All this compositional stuff is nifty, but we're not yet telling a story. The problem is, it's hard to tell a full story when all you've got is one rock. To learn more about what the composition of this rock means for the story of its origin, you really have to see how it fits in to the larger context of rocks in the area. It's just one rock, and it's not even in place; there's little context to help us understand how it formed, what the geologic environment was like. Stolper mentioned that the rock is a relatively uncommon type on Earth, generally found in ocean island volcanic settings (think Hawaii) or associated with eclogites (which are pretty unusual themselves). But just because that's where it found on Earth, doesn't mean that there was the same kind of environment on Mars. (And how exactly Earth generates melts with this composition is still a subject of debate.)
The journalists on today's teleconference pushed Stolper hard for statements about what this rock says about Mars' history, about the environment that prevailed when Jake formed. His answers likely dissatisfied them; they were equivocal and noncommittal. But that was appropriate. The news today is that in investigating a common rock type (basalt) to cross-calibrate two instruments, they found an uncommon composition, something unique, something that requires a dynamic, evolving geologic environment of an as-yet-unknown nature, something that opens up a new space of possibilities for types of igneous geology that can be imagined for Mars' past.

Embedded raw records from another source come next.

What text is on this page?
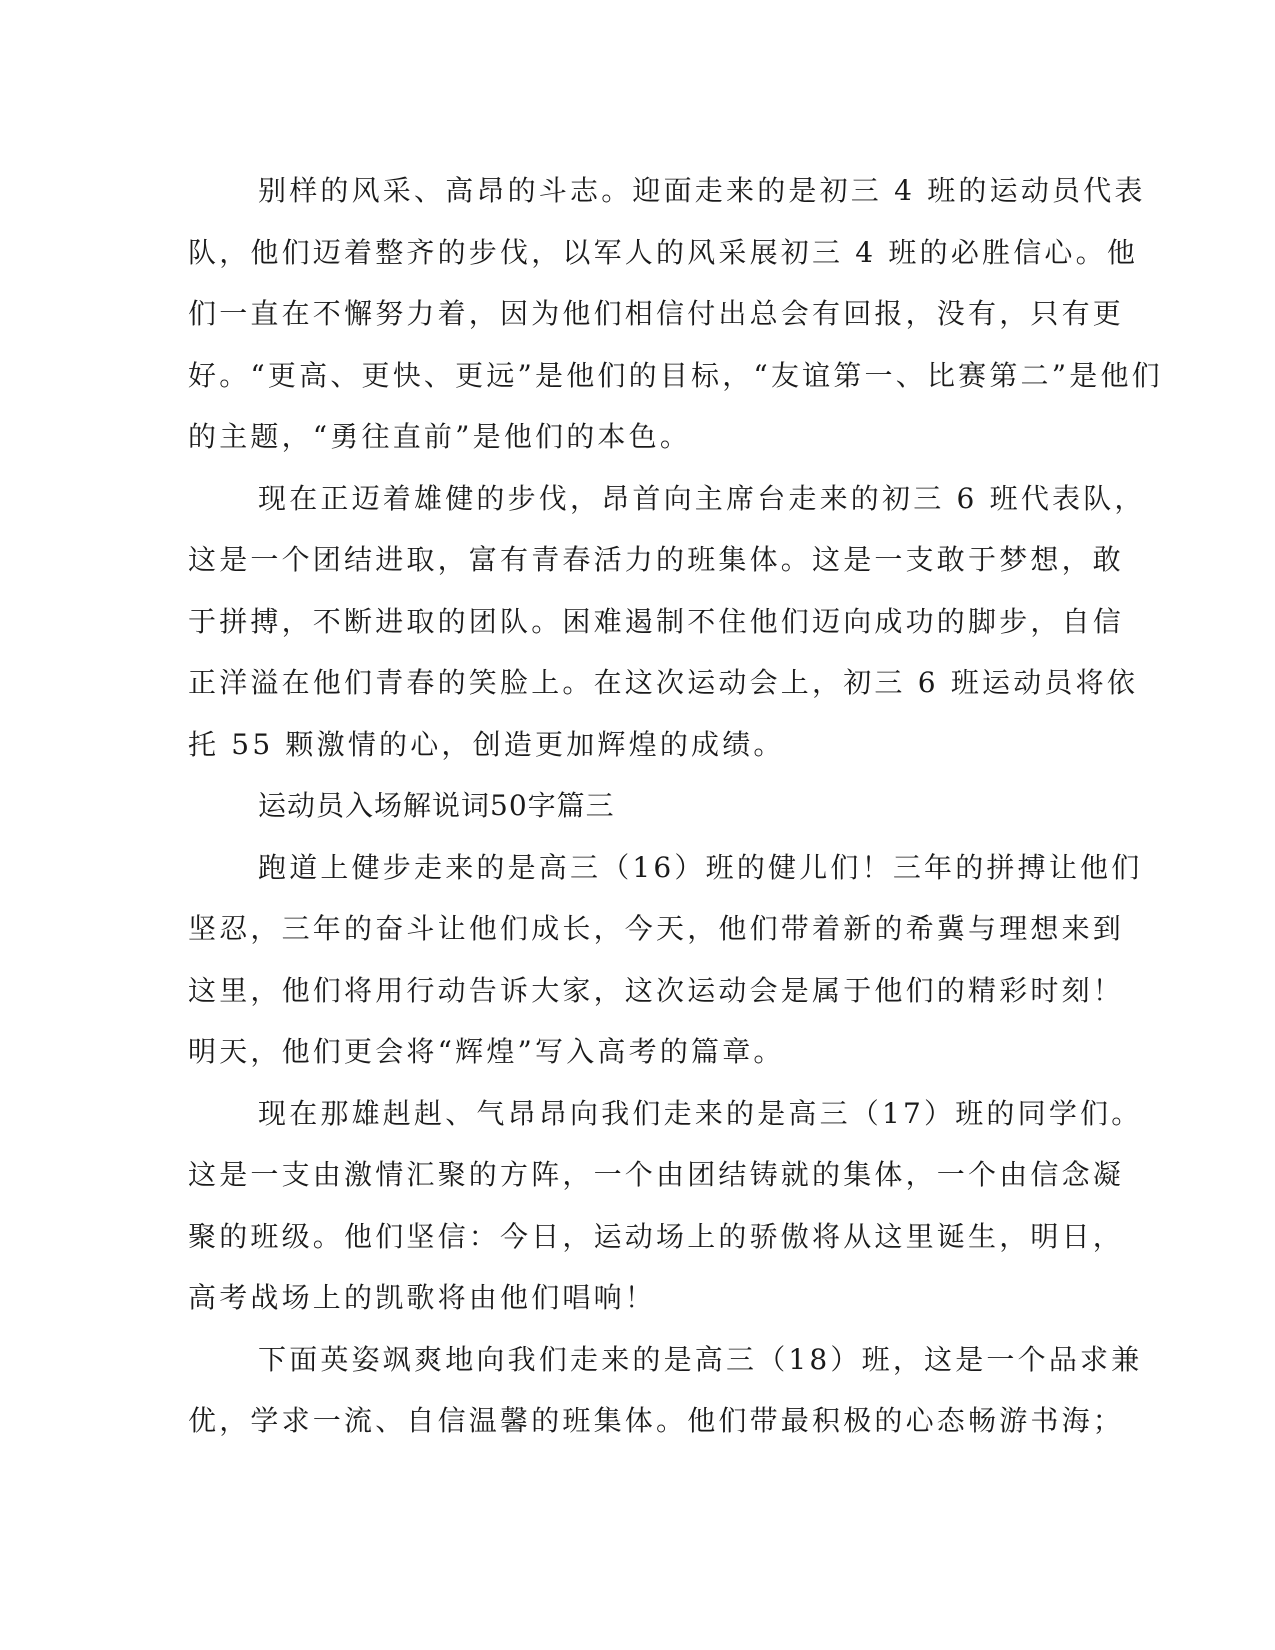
别样的风采、高昂的斗志。迎面走来的是初三 4 班的运动员代表
队，他们迈着整齐的步伐，以军人的风采展初三 4 班的必胜信心。他
们一直在不懈努力着，因为他们相信付出总会有回报，没有，只有更
好。“更高、更快、更远”是他们的目标，“友谊第一、比赛第二”是他们
的主题，“勇往直前”是他们的本色。
现在正迈着雄健的步伐，昂首向主席台走来的初三 6 班代表队，
这是一个团结进取，富有青春活力的班集体。这是一支敢于梦想，敢
于拼搏，不断进取的团队。困难遏制不住他们迈向成功的脚步，自信
正洋溢在他们青春的笑脸上。在这次运动会上，初三 6 班运动员将依
托 55 颗激情的心，创造更加辉煌的成绩。
运动员入场解说词50字篇三
跑道上健步走来的是高三（16）班的健儿们！三年的拼搏让他们
坚忍，三年的奋斗让他们成长，今天，他们带着新的希冀与理想来到
这里，他们将用行动告诉大家，这次运动会是属于他们的精彩时刻！
明天，他们更会将“辉煌”写入高考的篇章。
现在那雄赳赳、气昂昂向我们走来的是高三（17）班的同学们。
这是一支由激情汇聚的方阵，一个由团结铸就的集体，一个由信念凝
聚的班级。他们坚信：今日，运动场上的骄傲将从这里诞生，明日，
高考战场上的凯歌将由他们唱响！
下面英姿飒爽地向我们走来的是高三（18）班，这是一个品求兼
优，学求一流、自信温馨的班集体。他们带最积极的心态畅游书海；
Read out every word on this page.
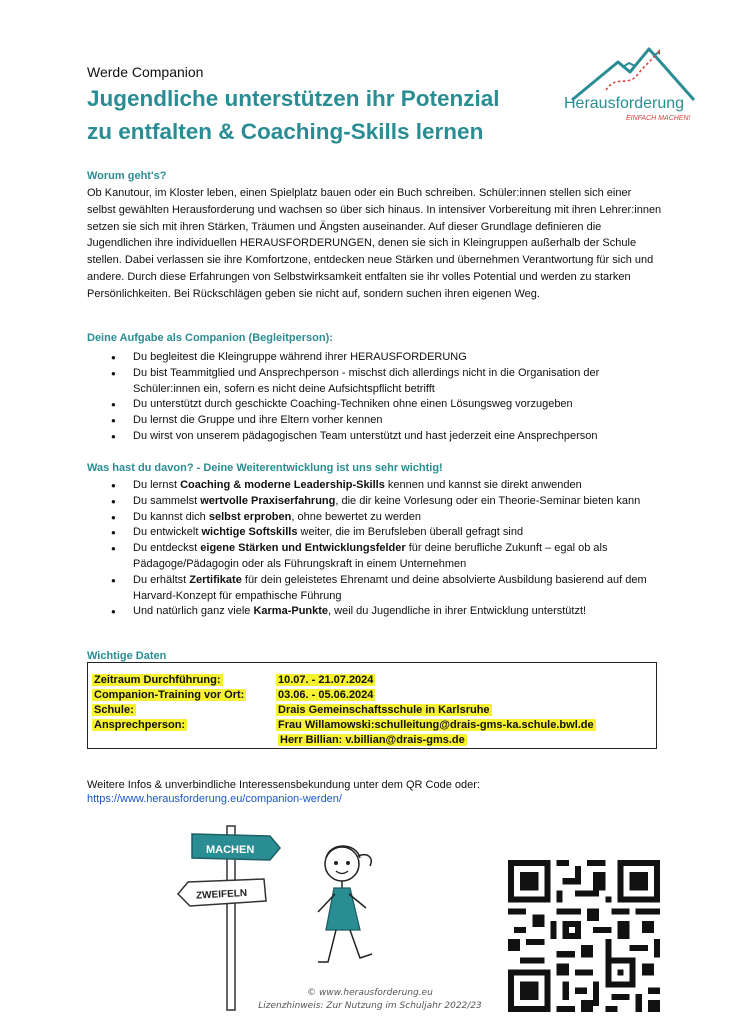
Werde Companion
Jugendliche unterstützen ihr Potenzial
zu entfalten & Coaching-Skills lernen
Herausforderung
EINFACH MACHEN!
Worum geht's?
Ob Kanutour, im Kloster leben, einen Spielplatz bauen oder ein Buch schreiben. Schüler:innen stellen sich einer selbst gewählten Herausforderung und wachsen so über sich hinaus. In intensiver Vorbereitung mit ihren Lehrer:innen setzen sie sich mit ihren Stärken, Träumen und Ängsten auseinander. Auf dieser Grundlage definieren die Jugendlichen ihre individuellen HERAUSFORDERUNGEN, denen sie sich in Kleingruppen außerhalb der Schule stellen. Dabei verlassen sie ihre Komfortzone, entdecken neue Stärken und übernehmen Verantwortung für sich und andere. Durch diese Erfahrungen von Selbstwirksamkeit entfalten sie ihr volles Potential und werden zu starken Persönlichkeiten. Bei Rückschlägen geben sie nicht auf, sondern suchen ihren eigenen Weg.
Deine Aufgabe als Companion (Begleitperson):
● Du begleitest die Kleingruppe während ihrer HERAUSFORDERUNG
● Du bist Teammitglied und Ansprechperson - mischst dich allerdings nicht in die Organisation der Schüler:innen ein, sofern es nicht deine Aufsichtspflicht betrifft
● Du unterstützt durch geschickte Coaching-Techniken ohne einen Lösungsweg vorzugeben
● Du lernst die Gruppe und ihre Eltern vorher kennen
● Du wirst von unserem pädagogischen Team unterstützt und hast jederzeit eine Ansprechperson
Was hast du davon? - Deine Weiterentwicklung ist uns sehr wichtig!
● Du lernst Coaching & moderne Leadership-Skills kennen und kannst sie direkt anwenden
● Du sammelst wertvolle Praxiserfahrung, die dir keine Vorlesung oder ein Theorie-Seminar bieten kann
● Du kannst dich selbst erproben, ohne bewertet zu werden
● Du entwickelt wichtige Softskills weiter, die im Berufsleben überall gefragt sind
● Du entdeckst eigene Stärken und Entwicklungsfelder für deine berufliche Zukunft – egal ob als Pädagoge/Pädagogin oder als Führungskraft in einem Unternehmen
● Du erhältst Zertifikate für dein geleistetes Ehrenamt und deine absolvierte Ausbildung basierend auf dem Harvard-Konzept für empathische Führung
● Und natürlich ganz viele Karma-Punkte, weil du Jugendliche in ihrer Entwicklung unterstützt!
Wichtige Daten
Zeitraum Durchführung:	10.07. - 21.07.2024
Companion-Training vor Ort:	03.06. - 05.06.2024
Schule:	Drais Gemeinschaftsschule in Karlsruhe
Ansprechperson:	Frau Willamowski:schulleitung@drais-gms-ka.schule.bwl.de
Herr Billian: v.billian@drais-gms.de
Weitere Infos & unverbindliche Interessensbekundung unter dem QR Code oder:
https://www.herausforderung.eu/companion-werden/
MACHEN
ZWEIFELN
© www.herausforderung.eu
Lizenzhinweis: Zur Nutzung im Schuljahr 2022/23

So, NASA scientists will be carefully running more tests on additional equipment on the Curiosity rover to find out what the surprising initial results mean. They will carefully study additional samples in detail to broaden their knowledge beyond what they can learn from one rock. We don't yet know if it formed like some Hawaiian alkalai basalts by settling and filtering of crystals from a normal basaltic magma or if it formed in association with plate tectonic subduction of basalt like some of the alkalai basalts found on Hainan Island did. Either way, Mars is more earthlike than we knew.
The high-magnesian olivine phenocrysts, high mantle potential temperature, and the presence of recycled oceanic crust in the source region provide independent support for the Hainan plume model that has previously been proposed largely based on geophysical observations. The Hainan plume thus provides a rare example of a young mantle plume associated with deep slab subduction.
If the Mars rock 'Jake Matijevic' formed under similar conditions as the Hainan alkalai basalts - a mantle plume associated with deep slab subduction - this will be a stunning discovery with profound implications for the history of Mars.